"Perserikatan Bangsa-Bangsa (PBB) baru-baru ini mengakui bahwa AMR adalah masalah global bagi kesehatan masyarakat dan hewan yang utama dan sangat penting diatasi saat ini, serta mendesak semua negara untuk memprioritaskan tindakan untuk pengendalian AMR," ungkap Fadjar dalam keterangan tertulis, Sabtu (11/8/2018).
Hal tersebut terungkap saat pertemuan para penggiat komunikasi tingkat ASEAN atau ASEAN Communication Group on Livestock (ACGL) ke-6 yang dilaksanakan selama 4 (empat) hari dari tanggal 7-10 Agustus 2018 di Hotel Ambarukmo Yogyakarta.
SCROLL TO CONTINUE WITH CONTENT
Selain itu melalui Permentan No. 14/2017 tentang Klasifikasi Obat Hewan, sejak 1 Januari 2018 pemerintah juga melarang penggunaan AGP dalam pakan. Pelarangan ini juga diperkuat dengan Permentan No. 22/2017 tentang Pendaftaran dan Peredaran Pakan, yang mensyaratkan pernyataan tidak menggunakan AGP dalam formula pakan yang diproduksi bagi produsen yang akan mendaftarkan pakan.
Dia melanjutkan, risiko AMR tercatat lebih tinggi di negara-negara di mana peraturan perundang-undangan, pengawasan regulasi dan sistem pemantauan mengenai penggunaan antimikroba hampir tidak ada.
"Pencegahan dan pengendalian AMR yang tidak memadai dan lemah di beberapa negara akan meningkatkan risiko penyebarannya," ucapnya.
Menurutnya, AMR adalah masalah lintas sektor yang memerlukan pendekatan multi-sektoral untuk penanganannya. Di masyarakat sendiri saat ini telah mulai ada kesadaran dan pengingkatan kapasitas teknis soal pencegahan dan pengendaliannya. Hanya saja Fadjar mengatakan, untuk sektor kesehatan hewan masih agak tertinggal.
"Saat ini sudah terlihat adanya peningkatan kesadaran masyarakat dan peningkatan kapasitas teknis di kesehatan masyarakat untuk pencegahan dan pengandalian AMR, namun untuk sektor kesehatan hewan masih sedikit tertinggal," ungkapnya.

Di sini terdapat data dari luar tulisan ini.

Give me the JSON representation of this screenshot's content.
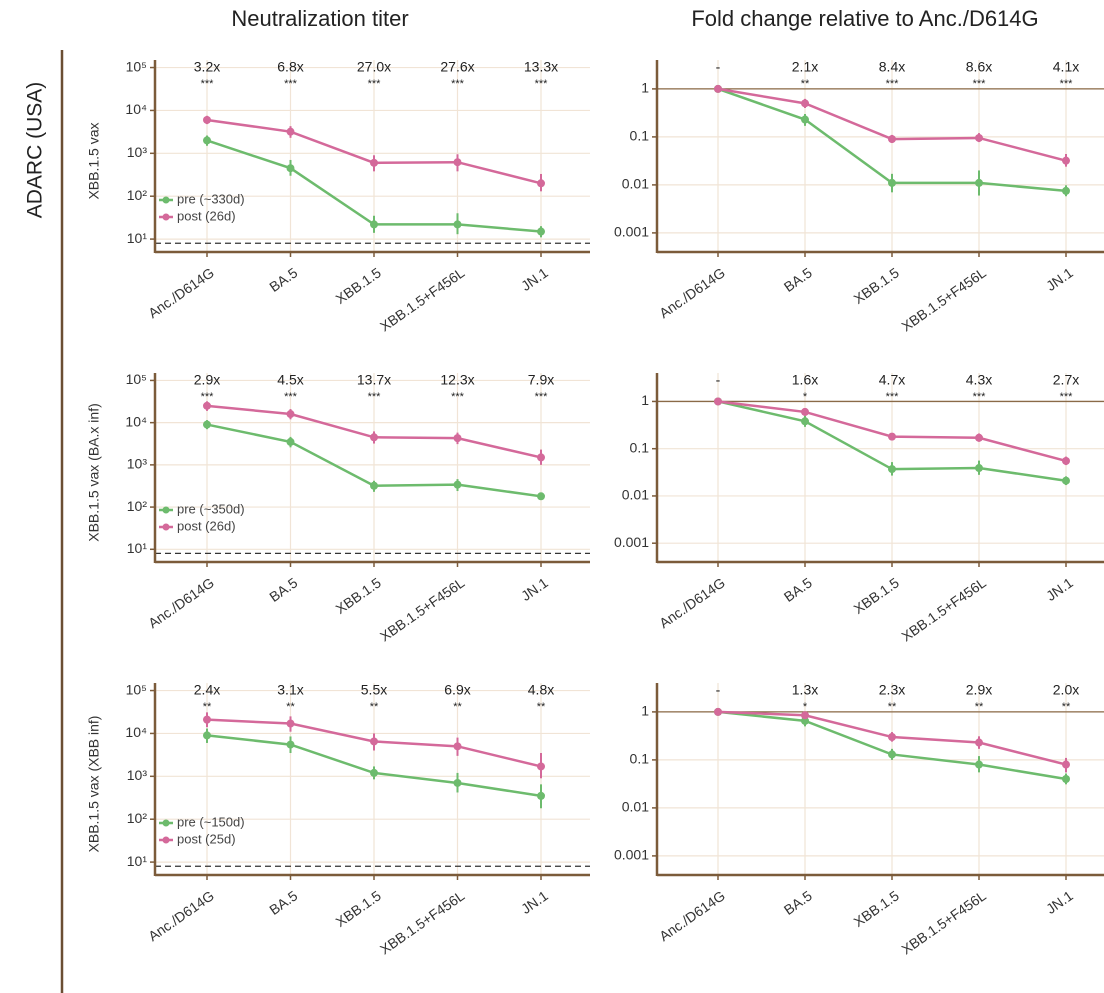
{
  "column_titles": [
    "Neutralization titer",
    "Fold change relative to Anc./D614G"
  ],
  "row_label": "ADARC (USA)",
  "chart_data": [
    {
      "type": "line",
      "y_label": "XBB.1.5 vax",
      "log_scale": true,
      "grid": true,
      "legend": "lower left",
      "categories": [
        "Anc./D614G",
        "BA.5",
        "XBB.1.5",
        "XBB.1.5+F456L",
        "JN.1"
      ],
      "ylim": [
        5,
        150000
      ],
      "yticks": [
        {
          "value": 10,
          "label": "10¹"
        },
        {
          "value": 100,
          "label": "10²"
        },
        {
          "value": 1000,
          "label": "10³"
        },
        {
          "value": 10000,
          "label": "10⁴"
        },
        {
          "value": 100000,
          "label": "10⁵"
        }
      ],
      "reference_line": {
        "value": 8,
        "style": "dashed"
      },
      "annotations": [
        {
          "label": "3.2x",
          "stars": "***"
        },
        {
          "label": "6.8x",
          "stars": "***"
        },
        {
          "label": "27.0x",
          "stars": "***"
        },
        {
          "label": "27.6x",
          "stars": "***"
        },
        {
          "label": "13.3x",
          "stars": "***"
        }
      ],
      "series": [
        {
          "name": "pre (~330d)",
          "color": "#6dbb6d",
          "values": [
            2000,
            450,
            22,
            22,
            15
          ],
          "error_low": [
            1500,
            300,
            14,
            13,
            11
          ],
          "error_high": [
            2600,
            700,
            35,
            40,
            20
          ]
        },
        {
          "name": "post (26d)",
          "color": "#d4699a",
          "values": [
            6000,
            3200,
            600,
            620,
            200
          ],
          "error_low": [
            4800,
            2300,
            380,
            380,
            130
          ],
          "error_high": [
            7500,
            4300,
            900,
            950,
            330
          ]
        }
      ]
    },
    {
      "type": "line",
      "log_scale": true,
      "grid": true,
      "categories": [
        "Anc./D614G",
        "BA.5",
        "XBB.1.5",
        "XBB.1.5+F456L",
        "JN.1"
      ],
      "ylim": [
        0.0004,
        4
      ],
      "yticks": [
        0.001,
        0.01,
        0.1,
        1
      ],
      "reference_line": {
        "value": 1,
        "style": "solid"
      },
      "annotations": [
        {
          "label": "-"
        },
        {
          "label": "2.1x",
          "stars": "**"
        },
        {
          "label": "8.4x",
          "stars": "***"
        },
        {
          "label": "8.6x",
          "stars": "***"
        },
        {
          "label": "4.1x",
          "stars": "***"
        }
      ],
      "series": [
        {
          "color": "#6dbb6d",
          "values": [
            1,
            0.23,
            0.011,
            0.011,
            0.0075
          ],
          "error_low": [
            0.9,
            0.17,
            0.007,
            0.006,
            0.0058
          ],
          "error_high": [
            1.1,
            0.3,
            0.017,
            0.02,
            0.0098
          ]
        },
        {
          "color": "#d4699a",
          "values": [
            1,
            0.5,
            0.09,
            0.095,
            0.032
          ],
          "error_low": [
            0.9,
            0.4,
            0.075,
            0.078,
            0.024
          ],
          "error_high": [
            1.1,
            0.62,
            0.11,
            0.12,
            0.044
          ]
        }
      ]
    },
    {
      "type": "line",
      "y_label": "XBB.1.5 vax (BA.x inf)",
      "log_scale": true,
      "grid": true,
      "legend": "lower left",
      "categories": [
        "Anc./D614G",
        "BA.5",
        "XBB.1.5",
        "XBB.1.5+F456L",
        "JN.1"
      ],
      "ylim": [
        5,
        150000
      ],
      "yticks": [
        {
          "value": 10,
          "label": "10¹"
        },
        {
          "value": 100,
          "label": "10²"
        },
        {
          "value": 1000,
          "label": "10³"
        },
        {
          "value": 10000,
          "label": "10⁴"
        },
        {
          "value": 100000,
          "label": "10⁵"
        }
      ],
      "reference_line": {
        "value": 8,
        "style": "dashed"
      },
      "annotations": [
        {
          "label": "2.9x",
          "stars": "***"
        },
        {
          "label": "4.5x",
          "stars": "***"
        },
        {
          "label": "13.7x",
          "stars": "***"
        },
        {
          "label": "12.3x",
          "stars": "***"
        },
        {
          "label": "7.9x",
          "stars": "***"
        }
      ],
      "series": [
        {
          "name": "pre (~350d)",
          "color": "#6dbb6d",
          "values": [
            9000,
            3500,
            320,
            340,
            180
          ],
          "error_low": [
            7000,
            2600,
            230,
            240,
            150
          ],
          "error_high": [
            11500,
            4600,
            420,
            460,
            220
          ]
        },
        {
          "name": "post (26d)",
          "color": "#d4699a",
          "values": [
            25000,
            16000,
            4500,
            4300,
            1500
          ],
          "error_low": [
            19000,
            12000,
            3200,
            3100,
            1000
          ],
          "error_high": [
            32000,
            21000,
            6200,
            5800,
            2300
          ]
        }
      ]
    },
    {
      "type": "line",
      "log_scale": true,
      "grid": true,
      "categories": [
        "Anc./D614G",
        "BA.5",
        "XBB.1.5",
        "XBB.1.5+F456L",
        "JN.1"
      ],
      "ylim": [
        0.0004,
        4
      ],
      "yticks": [
        0.001,
        0.01,
        0.1,
        1
      ],
      "reference_line": {
        "value": 1,
        "style": "solid"
      },
      "annotations": [
        {
          "label": "-"
        },
        {
          "label": "1.6x",
          "stars": "*"
        },
        {
          "label": "4.7x",
          "stars": "***"
        },
        {
          "label": "4.3x",
          "stars": "***"
        },
        {
          "label": "2.7x",
          "stars": "***"
        }
      ],
      "series": [
        {
          "color": "#6dbb6d",
          "values": [
            1,
            0.38,
            0.037,
            0.039,
            0.021
          ],
          "error_low": [
            0.9,
            0.29,
            0.027,
            0.028,
            0.017
          ],
          "error_high": [
            1.1,
            0.5,
            0.052,
            0.056,
            0.026
          ]
        },
        {
          "color": "#d4699a",
          "values": [
            1,
            0.6,
            0.18,
            0.17,
            0.055
          ],
          "error_low": [
            0.9,
            0.5,
            0.15,
            0.14,
            0.045
          ],
          "error_high": [
            1.1,
            0.72,
            0.21,
            0.21,
            0.068
          ]
        }
      ]
    },
    {
      "type": "line",
      "y_label": "XBB.1.5 vax (XBB inf)",
      "log_scale": true,
      "grid": true,
      "legend": "lower left",
      "categories": [
        "Anc./D614G",
        "BA.5",
        "XBB.1.5",
        "XBB.1.5+F456L",
        "JN.1"
      ],
      "ylim": [
        5,
        150000
      ],
      "yticks": [
        {
          "value": 10,
          "label": "10¹"
        },
        {
          "value": 100,
          "label": "10²"
        },
        {
          "value": 1000,
          "label": "10³"
        },
        {
          "value": 10000,
          "label": "10⁴"
        },
        {
          "value": 100000,
          "label": "10⁵"
        }
      ],
      "reference_line": {
        "value": 8,
        "style": "dashed"
      },
      "annotations": [
        {
          "label": "2.4x",
          "stars": "**"
        },
        {
          "label": "3.1x",
          "stars": "**"
        },
        {
          "label": "5.5x",
          "stars": "**"
        },
        {
          "label": "6.9x",
          "stars": "**"
        },
        {
          "label": "4.8x",
          "stars": "**"
        }
      ],
      "series": [
        {
          "name": "pre (~150d)",
          "color": "#6dbb6d",
          "values": [
            9000,
            5500,
            1200,
            700,
            350
          ],
          "error_low": [
            6000,
            3500,
            850,
            420,
            180
          ],
          "error_high": [
            13000,
            8500,
            1700,
            1200,
            650
          ]
        },
        {
          "name": "post (25d)",
          "color": "#d4699a",
          "values": [
            21000,
            17000,
            6500,
            5000,
            1700
          ],
          "error_low": [
            14000,
            11000,
            4000,
            3000,
            900
          ],
          "error_high": [
            31000,
            25000,
            10000,
            8000,
            3500
          ]
        }
      ]
    },
    {
      "type": "line",
      "log_scale": true,
      "grid": true,
      "categories": [
        "Anc./D614G",
        "BA.5",
        "XBB.1.5",
        "XBB.1.5+F456L",
        "JN.1"
      ],
      "ylim": [
        0.0004,
        4
      ],
      "yticks": [
        0.001,
        0.01,
        0.1,
        1
      ],
      "reference_line": {
        "value": 1,
        "style": "solid"
      },
      "annotations": [
        {
          "label": "-"
        },
        {
          "label": "1.3x",
          "stars": "*"
        },
        {
          "label": "2.3x",
          "stars": "**"
        },
        {
          "label": "2.9x",
          "stars": "**"
        },
        {
          "label": "2.0x",
          "stars": "**"
        }
      ],
      "series": [
        {
          "color": "#6dbb6d",
          "values": [
            1,
            0.65,
            0.13,
            0.08,
            0.04
          ],
          "error_low": [
            0.9,
            0.5,
            0.1,
            0.055,
            0.031
          ],
          "error_high": [
            1.1,
            0.82,
            0.17,
            0.12,
            0.052
          ]
        },
        {
          "color": "#d4699a",
          "values": [
            1,
            0.85,
            0.3,
            0.23,
            0.08
          ],
          "error_low": [
            0.9,
            0.72,
            0.24,
            0.17,
            0.055
          ],
          "error_high": [
            1.1,
            1.0,
            0.38,
            0.31,
            0.11
          ]
        }
      ]
    }
  ]
}
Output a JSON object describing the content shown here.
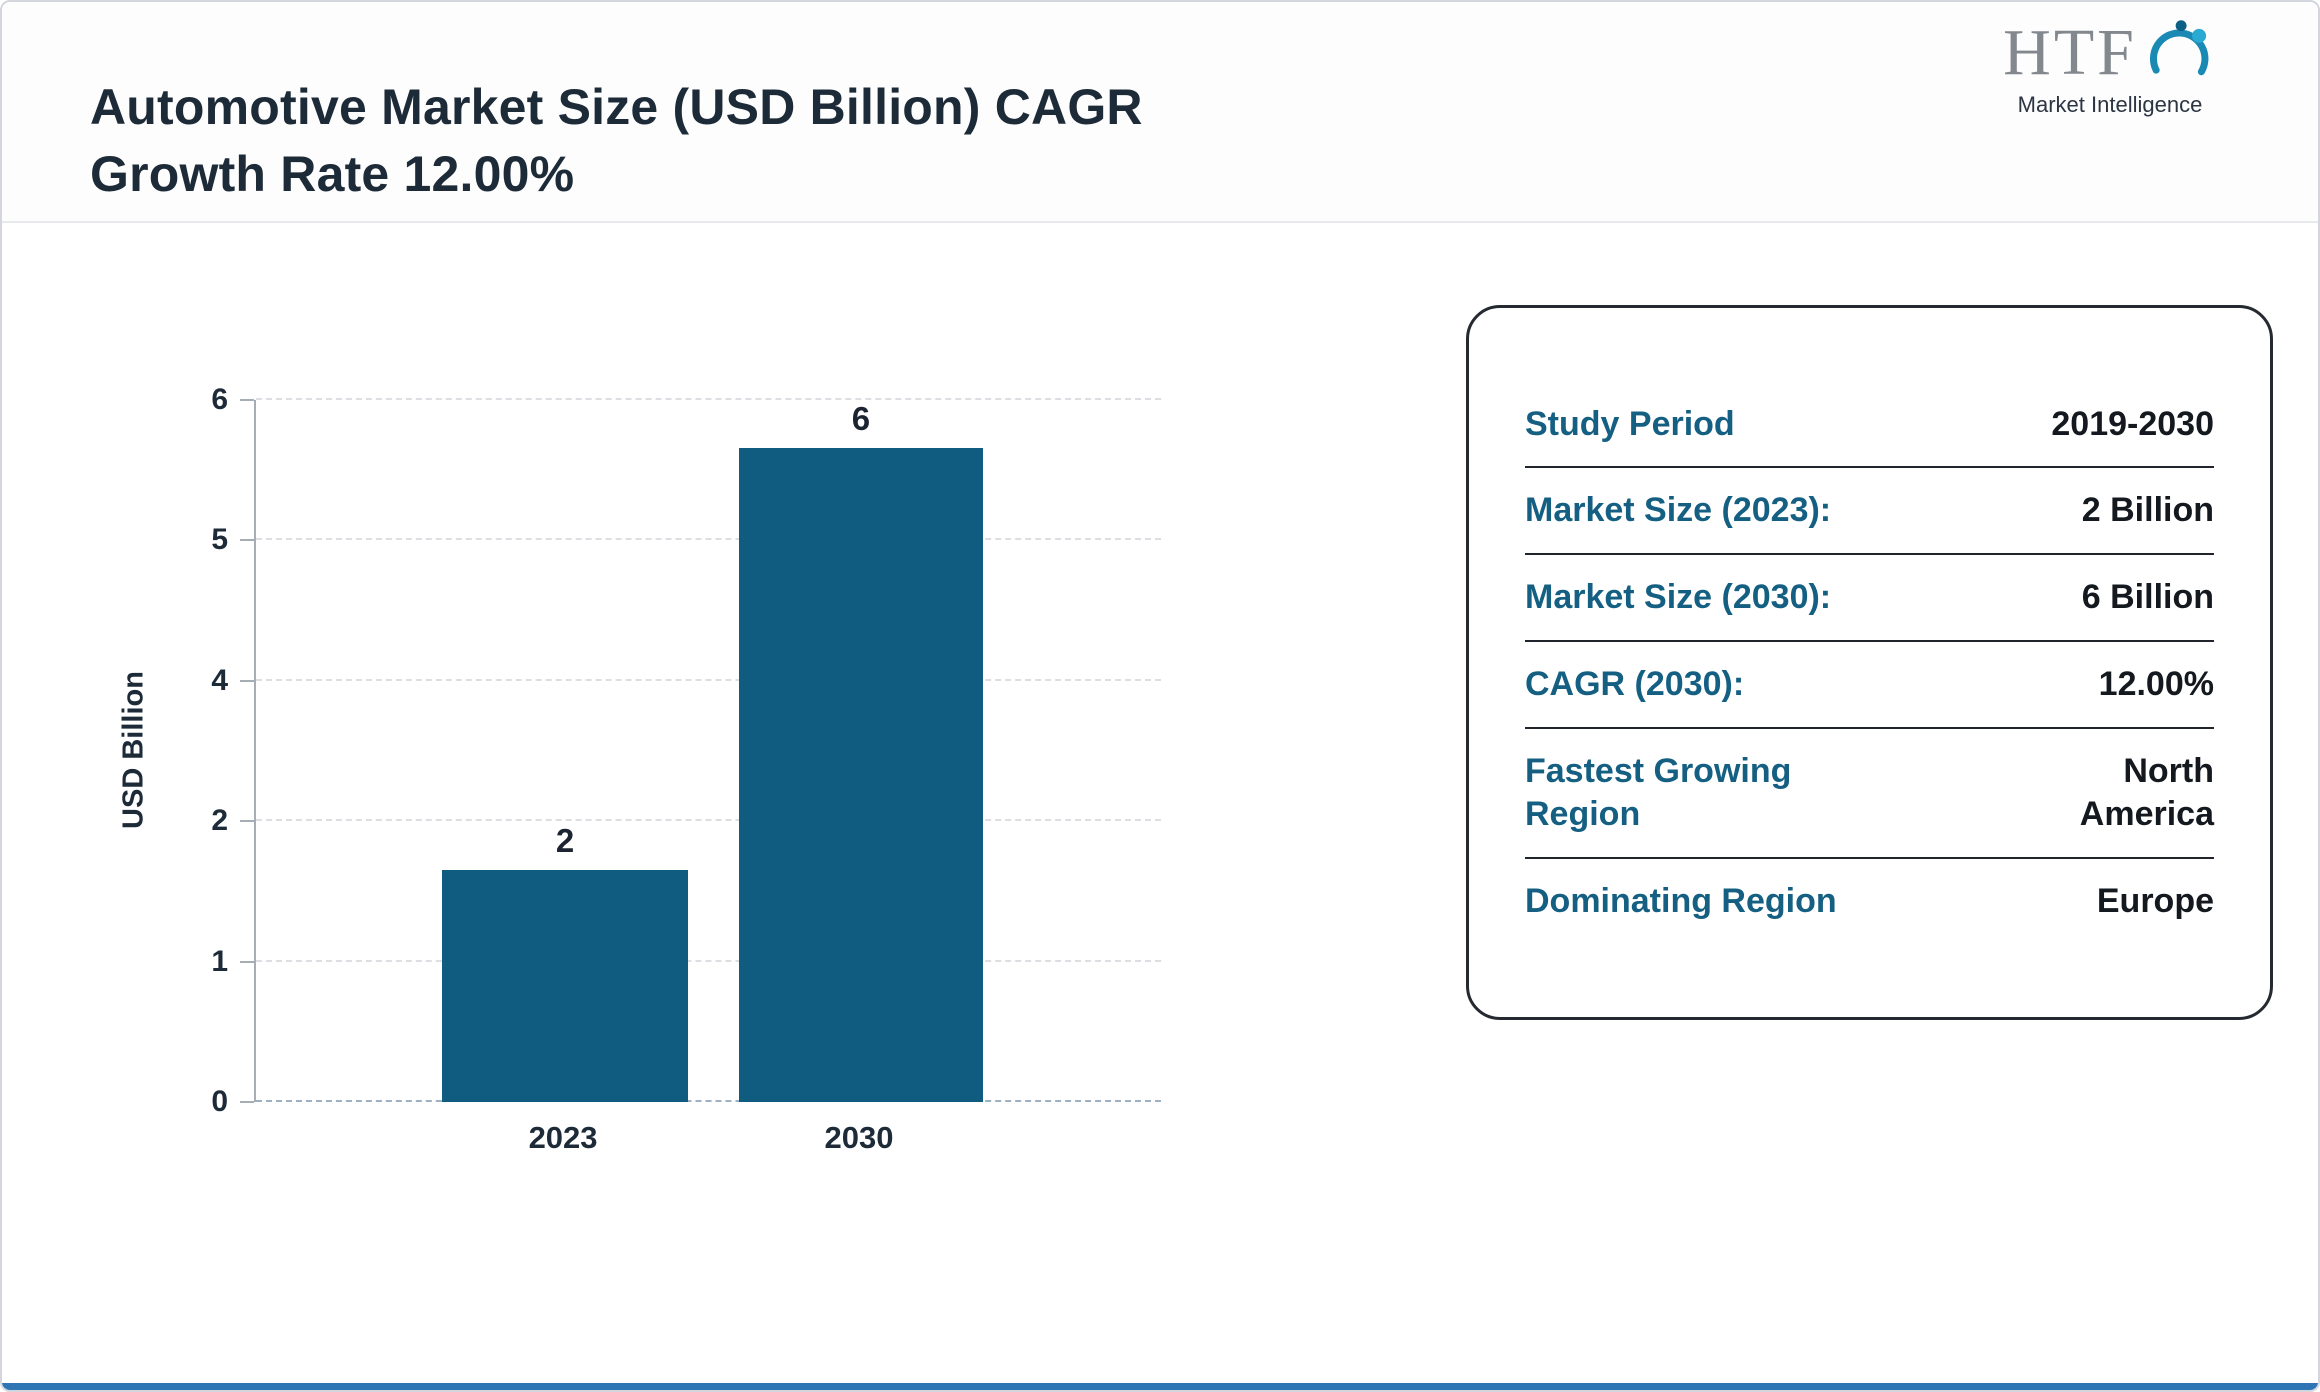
{
  "header": {
    "title_line1": "Automotive Market Size (USD Billion) CAGR",
    "title_line2": "Growth Rate 12.00%",
    "logo": {
      "name": "HTF",
      "subtitle": "Market Intelligence"
    }
  },
  "chart_data": {
    "type": "bar",
    "title": "Automotive Market Size (USD Billion) CAGR Growth Rate 12.00%",
    "categories": [
      "2023",
      "2030"
    ],
    "values": [
      2,
      6
    ],
    "bar_labels": [
      "2",
      "6"
    ],
    "ylabel": "USD Billion",
    "ylim": [
      0,
      6
    ],
    "ytick_labels": [
      "0",
      "1",
      "2",
      "4",
      "5",
      "6"
    ],
    "grid": "horizontal dashed",
    "legend": "none",
    "bar_color": "#0f5c80",
    "bar_height_fractions": [
      0.33,
      1.0
    ]
  },
  "summary_card": {
    "rows": [
      {
        "label": "Study Period",
        "value": "2019-2030"
      },
      {
        "label": "Market Size (2023):",
        "value": "2 Billion"
      },
      {
        "label": "Market Size (2030):",
        "value": "6 Billion"
      },
      {
        "label": "CAGR (2030):",
        "value": "12.00%"
      },
      {
        "label": "Fastest Growing Region",
        "value": "North America"
      },
      {
        "label": "Dominating Region",
        "value": "Europe"
      }
    ]
  },
  "colors": {
    "bar": "#0f5c80",
    "card_label": "#156082",
    "value_text": "#14191f",
    "title_text": "#1d2a38",
    "bottom_accent": "#2e75b6"
  }
}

Imron Suandy selaku delegasi Indonesia pada pertemuan tersebut mengatakan semua negara anggota ASEAN sepakat untuk merumuskan bersama langkah-langkah komunikasi yang tepat dalam menyampaikan bahaya resistensi antibiotik dan peran serta masyarakat dalam mencegahnya.
"Berbagai kegiatan komunikasi dan pesan kunci terkait AMR kepada pemangku kepentingan khususnya masyarakat kita bahas bersama," ucapnya.
Menurutnya, strategi komunikasi dan advokasi resistensi antimikroba tingkat regional sebelumnya telah sepakati oleh para Menteri Pertanian se-Asia Tenggara untuk menjadi pedoman bagi semua negara anggota ASEAN dalam memberikan arah yang tepat pada pelaksanaan kerangka kerja, serta untuk menyempurnakan dan mengembangkan kesadaran terkait AMR.
Imron menyebutkan, pemerintah telah memiliki Rencana Aksi Nasional yang merupakan hasil pemikiran dan konsep bersama dari berbagai sektor. Konsep yang disusun sejalan dengan 5 (lima) tujuan strategi global yaitu:
Meningkatkan pemahaman, kepedulian dan kesadaran terkait resistensi antimikroba, memperkuat pengetahuan dan basis data (evidence) melalui surveillans dan penelitian, melakukan upaya pencegahan infeksi yang efektif melalui penerapan higiene, sanitasi, dan biosecurity.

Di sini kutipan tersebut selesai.